Ich finde Geschichten über die Borgia-Familie immer wieder interessant zu lesen, weil dort meistens sämtliche Vorurteile & Niederträchtigkeiten bedient werden. So auch in "Die Kinder des Papstes". Kalogridis hat damit nicht nur ein interessanten, sondern auch überaus spannenden Lesestoff geliefert:
Kalogridis erzählt die Geschichte der Borgias aus der Sicht der Sancha von Aragon, die mit dem jüngsten Sohn - Jofre - des infamen Borgia-Papstes vermählt wurde. Sancha gewährt dem Leser intime, detailgetreue und faszinierende Einblicke in den Borgia-Clan: Ausschweifungen, politische Ambitionen, Brudermord, Inzest, Ämterhandel, Racheakte, Kriege. Dabei wurde nicht mit Grausamkeiten und Gräueln gespart, aber diese sind historisch belegt und machen den Roman um so glaubwürdiger.

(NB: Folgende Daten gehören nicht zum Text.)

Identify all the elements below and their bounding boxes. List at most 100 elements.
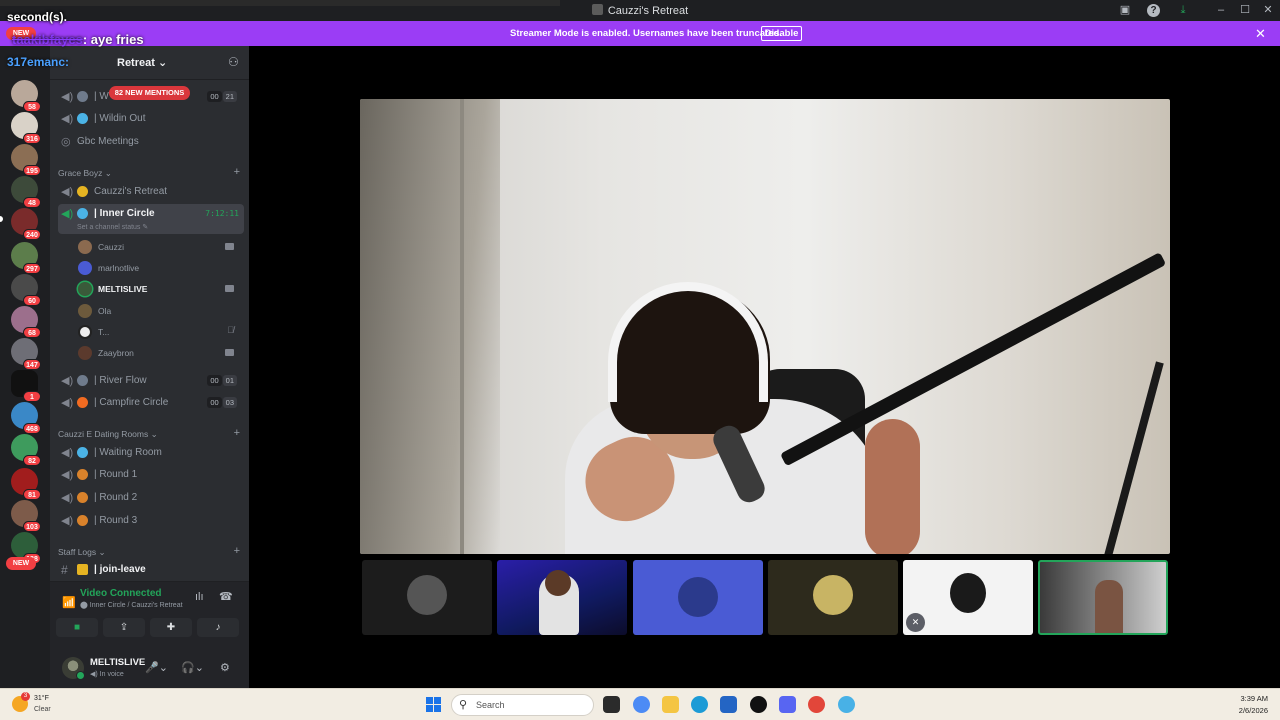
minimize-button[interactable]: – — [1213, 3, 1229, 18]
microphone-icon[interactable]: 🎤⌄ — [145, 661, 168, 674]
server-icon[interactable]: 297 — [11, 242, 41, 274]
headphones — [608, 282, 768, 402]
noise-suppression-icon[interactable]: ılı — [195, 591, 204, 603]
speaker-icon: ◀) — [61, 492, 74, 504]
add-channel-icon[interactable]: + — [234, 427, 240, 439]
guild-header[interactable]: Retreat ⌄ ⚇ — [50, 46, 249, 80]
wall-shadow — [360, 99, 500, 554]
voice-channel[interactable]: ◀) Cauzzi's Retreat — [58, 182, 244, 202]
clock[interactable]: 3:39 AM — [1232, 694, 1268, 703]
participant-tile[interactable]: ✕ — [903, 560, 1033, 635]
invite-icon[interactable]: ⚇ — [228, 55, 239, 69]
inbox-icon[interactable]: ▣ — [1117, 3, 1133, 18]
participant-tile[interactable] — [768, 560, 898, 635]
activities-button[interactable]: ✚ — [150, 618, 192, 637]
app-icon[interactable] — [750, 696, 767, 713]
voice-status[interactable]: Video Connected — [80, 588, 162, 599]
user-panel-name[interactable]: MELTISLIVE — [90, 657, 145, 668]
start-button[interactable] — [426, 697, 441, 712]
server-icon[interactable]: 468 — [11, 402, 41, 434]
settings-gear-icon[interactable]: ⚙ — [220, 661, 230, 674]
server-icon[interactable]: 82 — [11, 434, 41, 466]
server-icon[interactable]: 195 — [11, 144, 41, 176]
discord-taskbar-icon[interactable] — [779, 696, 796, 713]
speaker-icon: ◀) — [61, 469, 74, 481]
voice-user[interactable]: Zaaybron — [74, 344, 244, 362]
voice-channel[interactable]: ◀) | Campfire Circle 00 03 — [58, 393, 244, 413]
server-icon[interactable]: 147 — [11, 338, 41, 370]
camera-button[interactable]: ■ — [56, 618, 98, 637]
copilot-icon[interactable] — [633, 696, 650, 713]
server-icon[interactable]: 103 — [11, 500, 41, 532]
participant-tile-speaking[interactable] — [1038, 560, 1168, 635]
server-icon[interactable]: 1 — [11, 370, 41, 402]
voice-user[interactable]: MELTISLIVE — [74, 280, 244, 298]
voice-channel[interactable]: ◀) | Round 3 — [58, 511, 244, 531]
headphones-icon[interactable]: 🎧⌄ — [181, 661, 204, 674]
help-icon[interactable]: ? — [1147, 4, 1160, 17]
banner-text: Streamer Mode is enabled. Usernames have… — [510, 28, 782, 39]
server-icon[interactable]: 188 — [11, 532, 41, 564]
disable-streamer-button[interactable]: Disable — [761, 26, 802, 41]
participant-tile[interactable] — [497, 560, 627, 635]
channel-status[interactable]: Set a channel status ✎ — [77, 223, 148, 231]
download-icon[interactable]: ⤓ — [1175, 3, 1191, 18]
voice-user[interactable]: Cauzzi — [74, 238, 244, 256]
server-icon[interactable]: 316 — [11, 112, 41, 144]
server-icon[interactable]: 81 — [11, 468, 41, 500]
store-icon[interactable] — [720, 696, 737, 713]
voice-channel[interactable]: ◀) | Round 2 — [58, 488, 244, 508]
channel-name: Gbc Meetings — [77, 136, 139, 147]
stage-channel[interactable]: ◎ Gbc Meetings — [58, 132, 244, 152]
text-channel[interactable]: # | join-leave — [58, 560, 244, 580]
avatar — [813, 575, 853, 615]
banner-close-icon[interactable]: ✕ — [1255, 26, 1266, 42]
file-explorer-icon[interactable] — [662, 696, 679, 713]
voice-user[interactable]: marlnotlive — [74, 259, 244, 277]
add-channel-icon[interactable]: + — [234, 166, 240, 178]
video-icon — [225, 285, 234, 292]
server-icon[interactable]: 68 — [11, 306, 41, 338]
overlay-username: 317emanc: — [7, 55, 70, 69]
person-arm-tattoo — [865, 419, 920, 554]
category-grace-boyz[interactable]: Grace Boyz ⌄ + — [58, 166, 244, 180]
app-icon[interactable] — [838, 696, 855, 713]
disconnect-icon[interactable]: ☎ — [219, 590, 233, 603]
server-badge: 240 — [23, 229, 41, 240]
maximize-button[interactable]: ☐ — [1237, 3, 1253, 18]
voice-channel[interactable]: ◀) | Round 1 — [58, 465, 244, 485]
voice-location[interactable]: ⬤ Inner Circle / Cauzzi's Retreat — [80, 601, 183, 609]
task-view-icon[interactable] — [603, 696, 620, 713]
category-staff-logs[interactable]: Staff Logs ⌄ + — [58, 545, 244, 559]
soundboard-button[interactable]: ♪ — [197, 618, 239, 637]
user-count: 00 21 — [206, 91, 237, 102]
close-window-button[interactable]: ✕ — [1260, 3, 1276, 18]
server-badge: 82 — [23, 455, 41, 466]
server-icon[interactable]: 58 — [11, 80, 41, 112]
user-panel-status: ◀) In voice — [90, 671, 124, 678]
taskbar-search[interactable]: ⚲ Search — [451, 694, 594, 716]
add-channel-icon[interactable]: + — [234, 545, 240, 557]
participant-tile[interactable] — [362, 560, 492, 635]
server-icon[interactable]: 240 — [11, 208, 41, 240]
date[interactable]: 2/6/2026 — [1226, 706, 1268, 715]
overlay-chat-line: taakibfayes: aye fries — [12, 32, 144, 47]
screenshare-button[interactable]: ⇪ — [103, 618, 145, 637]
voice-channel[interactable]: ◀) | River Flow 00 01 — [58, 371, 244, 391]
category-dating-rooms[interactable]: Cauzzi E Dating Rooms ⌄ + — [58, 427, 244, 441]
server-icon[interactable]: 48 — [11, 176, 41, 208]
chrome-icon[interactable] — [808, 696, 825, 713]
focused-video-stream[interactable] — [360, 99, 1170, 554]
voice-user[interactable]: T... 🎙̸ — [74, 323, 244, 341]
new-mentions-pill[interactable]: 82 NEW MENTIONS — [109, 86, 190, 100]
new-pill-bottom[interactable]: NEW — [6, 557, 36, 570]
crown-icon — [77, 186, 88, 197]
participant-tile[interactable] — [633, 560, 763, 635]
server-icon[interactable]: 60 — [11, 274, 41, 306]
edge-icon[interactable] — [691, 696, 708, 713]
avatar[interactable] — [62, 657, 85, 680]
voice-user[interactable]: Ola — [74, 302, 244, 320]
voice-channel[interactable]: ◀) | Wildin Out — [58, 109, 244, 129]
voice-channel[interactable]: ◀) | Waiting Room — [58, 443, 244, 463]
overlay-text-1: second(s). — [7, 10, 68, 24]
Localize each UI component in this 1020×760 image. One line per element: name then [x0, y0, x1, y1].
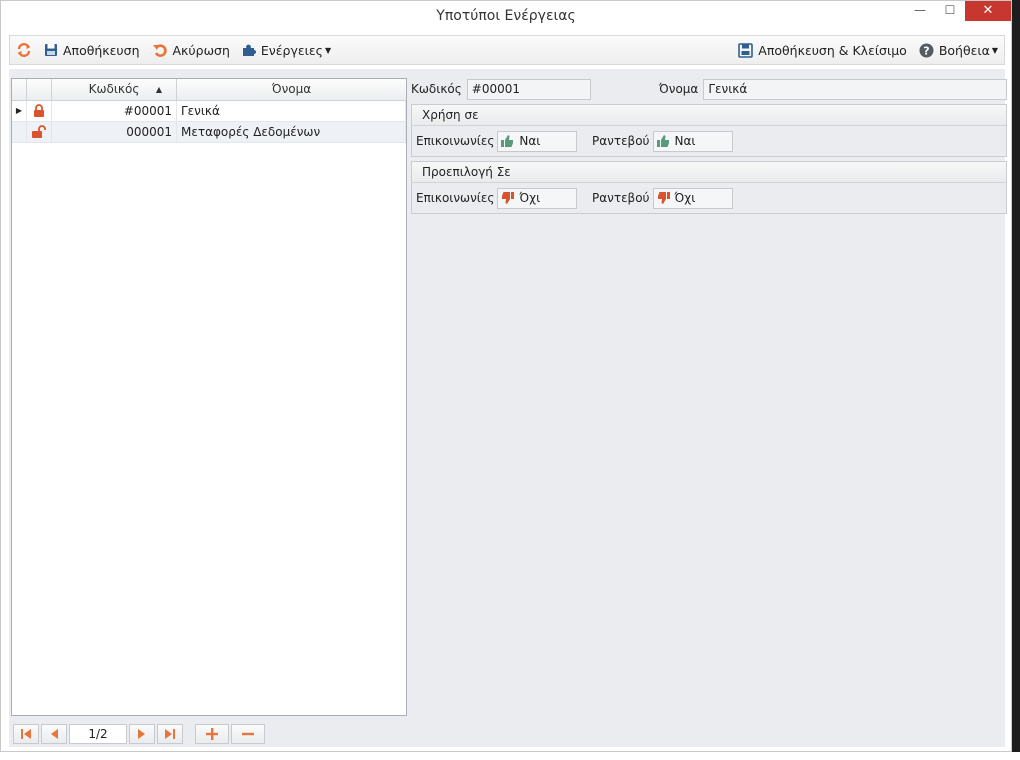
refresh-icon — [17, 43, 31, 57]
undo-icon — [152, 44, 167, 57]
grid-pager: 1/2 — [13, 723, 267, 745]
help-icon: ? — [919, 43, 934, 57]
next-page-button[interactable] — [129, 724, 155, 744]
usage-group: Χρήση σε Επικοινωνίες Ναι Ραντεβού Ναι — [411, 104, 1007, 157]
main-content: Κωδικός ▲ Όνομα ▶ #00001 Γενικά 000001 Μ… — [9, 69, 1008, 747]
window-controls: — ☐ ✕ — [905, 1, 1011, 21]
puzzle-icon — [242, 44, 256, 56]
default-appointments-value: Όχι — [674, 191, 696, 205]
close-button[interactable]: ✕ — [965, 1, 1011, 21]
code-row: Κωδικός #00001 — [411, 78, 591, 100]
grid-header: Κωδικός ▲ Όνομα — [12, 79, 406, 101]
lock-open-icon — [32, 125, 46, 138]
default-communications-value: Όχι — [519, 191, 541, 205]
row-indicator-icon: ▶ — [12, 101, 27, 121]
code-field[interactable]: #00001 — [466, 78, 591, 100]
table-row[interactable]: ▶ #00001 Γενικά — [12, 101, 406, 122]
name-cell: Μεταφορές Δεδομένων — [177, 122, 406, 142]
save-close-button[interactable]: Αποθήκευση & Κλείσιμο — [732, 37, 913, 63]
plus-icon — [206, 728, 218, 740]
minimize-button[interactable]: — — [905, 1, 935, 21]
svg-text:?: ? — [923, 44, 929, 57]
code-cell: 000001 — [52, 122, 177, 142]
save-label: Αποθήκευση — [63, 42, 140, 58]
thumbs-up-icon — [501, 135, 514, 147]
name-label: Όνομα — [659, 82, 699, 96]
title-bar: Υποτύποι Ενέργειας — ☐ ✕ — [1, 1, 1011, 31]
usage-communications-toggle[interactable]: Ναι — [497, 130, 578, 152]
lock-closed-icon — [34, 104, 44, 117]
last-page-icon — [165, 729, 175, 739]
save-close-label: Αποθήκευση & Κλείσιμο — [758, 42, 907, 58]
subtypes-grid: Κωδικός ▲ Όνομα ▶ #00001 Γενικά 000001 Μ… — [11, 78, 407, 716]
code-column-header[interactable]: Κωδικός ▲ — [52, 79, 177, 100]
thumbs-up-icon — [656, 135, 669, 147]
chevron-down-icon: ▼ — [324, 45, 332, 55]
minus-icon — [242, 732, 254, 736]
next-page-icon — [138, 729, 145, 739]
thumbs-down-icon — [657, 192, 670, 204]
icon-header — [27, 79, 52, 100]
code-header-label: Κωδικός — [88, 82, 140, 96]
name-header-label: Όνομα — [271, 82, 312, 96]
usage-appointments-row: Ραντεβού Ναι — [592, 130, 733, 152]
save-close-icon — [738, 42, 754, 58]
page-indicator[interactable]: 1/2 — [69, 724, 127, 744]
actions-dropdown-button[interactable]: Ενέργειες ▼ — [236, 37, 337, 63]
help-label: Βοήθεια — [938, 42, 990, 58]
row-icon-cell — [27, 101, 52, 121]
default-communications-toggle[interactable]: Όχι — [497, 187, 578, 209]
actions-label: Ενέργειες — [260, 42, 323, 58]
sort-ascending-icon: ▲ — [155, 85, 162, 94]
usage-communications-row: Επικοινωνίες Ναι — [416, 130, 578, 152]
name-column-header[interactable]: Όνομα — [177, 79, 406, 100]
first-page-button[interactable] — [13, 724, 39, 744]
cancel-button[interactable]: Ακύρωση — [146, 37, 236, 63]
name-cell: Γενικά — [177, 101, 406, 121]
default-communications-row: Επικοινωνίες Όχι — [416, 187, 578, 209]
remove-record-button[interactable] — [231, 724, 265, 744]
code-label: Κωδικός — [411, 82, 462, 96]
usage-appointments-value: Ναι — [674, 134, 696, 148]
default-appointments-row: Ραντεβού Όχι — [592, 187, 733, 209]
usage-appointments-toggle[interactable]: Ναι — [652, 130, 733, 152]
help-dropdown-button[interactable]: ? Βοήθεια ▼ — [913, 37, 1004, 63]
app-window: Υποτύποι Ενέργειας — ☐ ✕ Αποθήκευση Ακύρ… — [0, 0, 1012, 752]
last-page-button[interactable] — [157, 724, 183, 744]
usage-appointments-label: Ραντεβού — [592, 134, 650, 148]
default-communications-label: Επικοινωνίες — [416, 191, 495, 205]
background-taskbar — [0, 752, 1020, 760]
usage-group-title: Χρήση σε — [412, 105, 1006, 126]
row-indicator-cell — [12, 122, 27, 142]
usage-group-body: Επικοινωνίες Ναι Ραντεβού Ναι — [412, 126, 1006, 156]
first-page-icon — [21, 729, 31, 739]
default-group: Προεπιλογή Σε Επικοινωνίες Όχι Ραντεβού … — [411, 161, 1007, 214]
name-field[interactable]: Γενικά — [703, 78, 1008, 100]
table-row[interactable]: 000001 Μεταφορές Δεδομένων — [12, 122, 406, 143]
usage-communications-label: Επικοινωνίες — [416, 134, 495, 148]
window-title: Υποτύποι Ενέργειας — [436, 8, 576, 24]
chevron-down-icon: ▼ — [991, 45, 998, 55]
floppy-disk-icon — [45, 44, 57, 56]
code-cell: #00001 — [52, 101, 177, 121]
default-appointments-label: Ραντεβού — [592, 191, 650, 205]
default-group-body: Επικοινωνίες Όχι Ραντεβού Όχι — [412, 183, 1006, 213]
usage-communications-value: Ναι — [519, 134, 541, 148]
previous-page-button[interactable] — [41, 724, 67, 744]
row-icon-cell — [27, 122, 52, 142]
default-appointments-toggle[interactable]: Όχι — [652, 187, 733, 209]
previous-page-icon — [51, 729, 58, 739]
save-button[interactable]: Αποθήκευση — [38, 37, 146, 63]
cancel-label: Ακύρωση — [172, 42, 230, 58]
default-group-title: Προεπιλογή Σε — [412, 162, 1006, 183]
name-row: Όνομα Γενικά — [659, 78, 1008, 100]
indicator-header — [12, 79, 27, 100]
refresh-button[interactable] — [10, 37, 38, 63]
maximize-button[interactable]: ☐ — [935, 1, 965, 21]
add-record-button[interactable] — [195, 724, 229, 744]
toolbar: Αποθήκευση Ακύρωση Ενέργειες ▼ Αποθήκευσ… — [9, 35, 1005, 65]
thumbs-down-icon — [502, 192, 515, 204]
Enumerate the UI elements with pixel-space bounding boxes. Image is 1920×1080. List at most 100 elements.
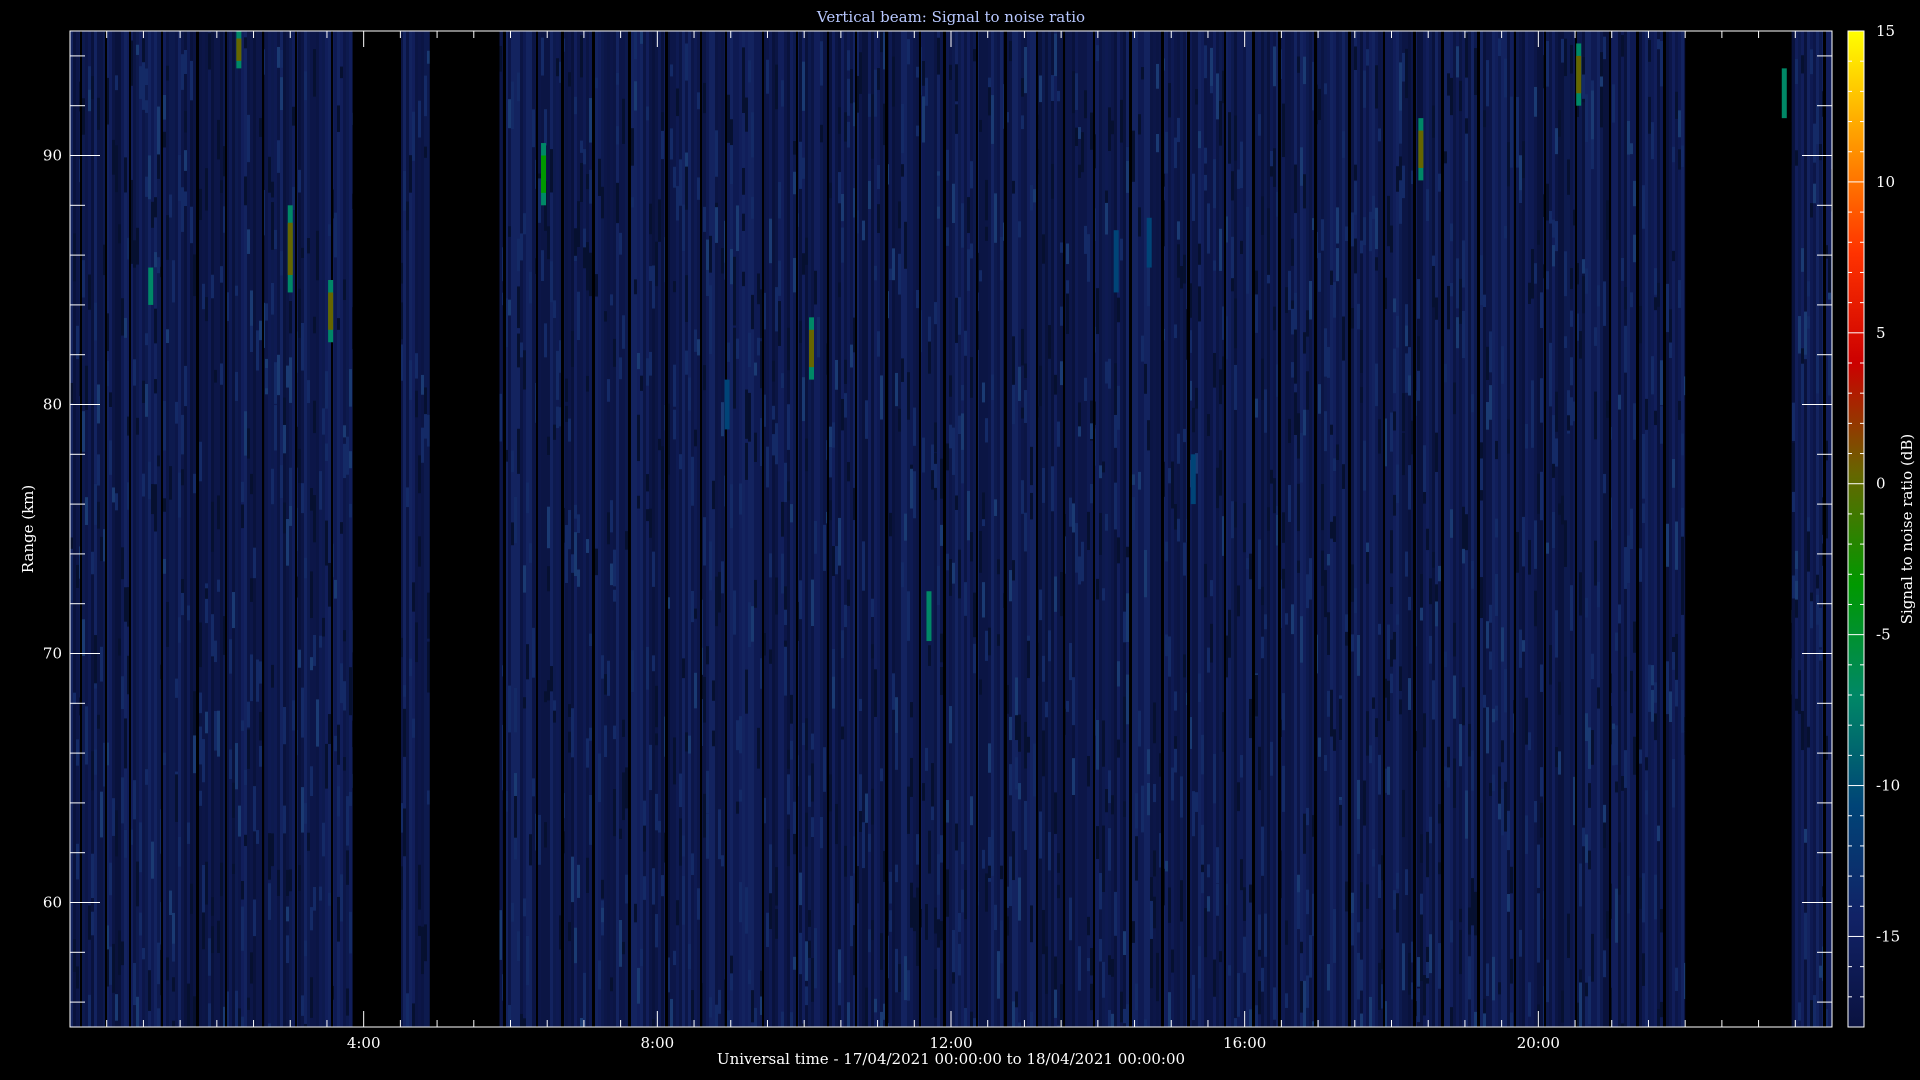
noise-streak xyxy=(1444,651,1447,668)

Die Charaktere sind sehr real und die Schilderungen des Lebens inmitten der Borgias plastisch. Man meint fast, mit Sancha im Neapel des Jahres 1499 zu sein oder aber mit ihr und Cesare in der Sixtinischen Kapelle. Interessant fand ich insbesondere Lucrezia Borgia, denn sie wird hier einmal nicht nur als männermordende, lüsterne Giftmischerin geschildert, sondern eher als Unterpfand bei den mehr als ehrgeizigen politischen Ränkeschmieden ihres Vaters und ihrer Brüder. Daher kann man als Leser ihre Handlungsweise zum Teil sehr gut nachempfinden und sieht die vermeintliche schwarze Witwe einmal in einem anderen Licht.
Fazit: Lassen Sie sich dieses Buch nicht entgehen!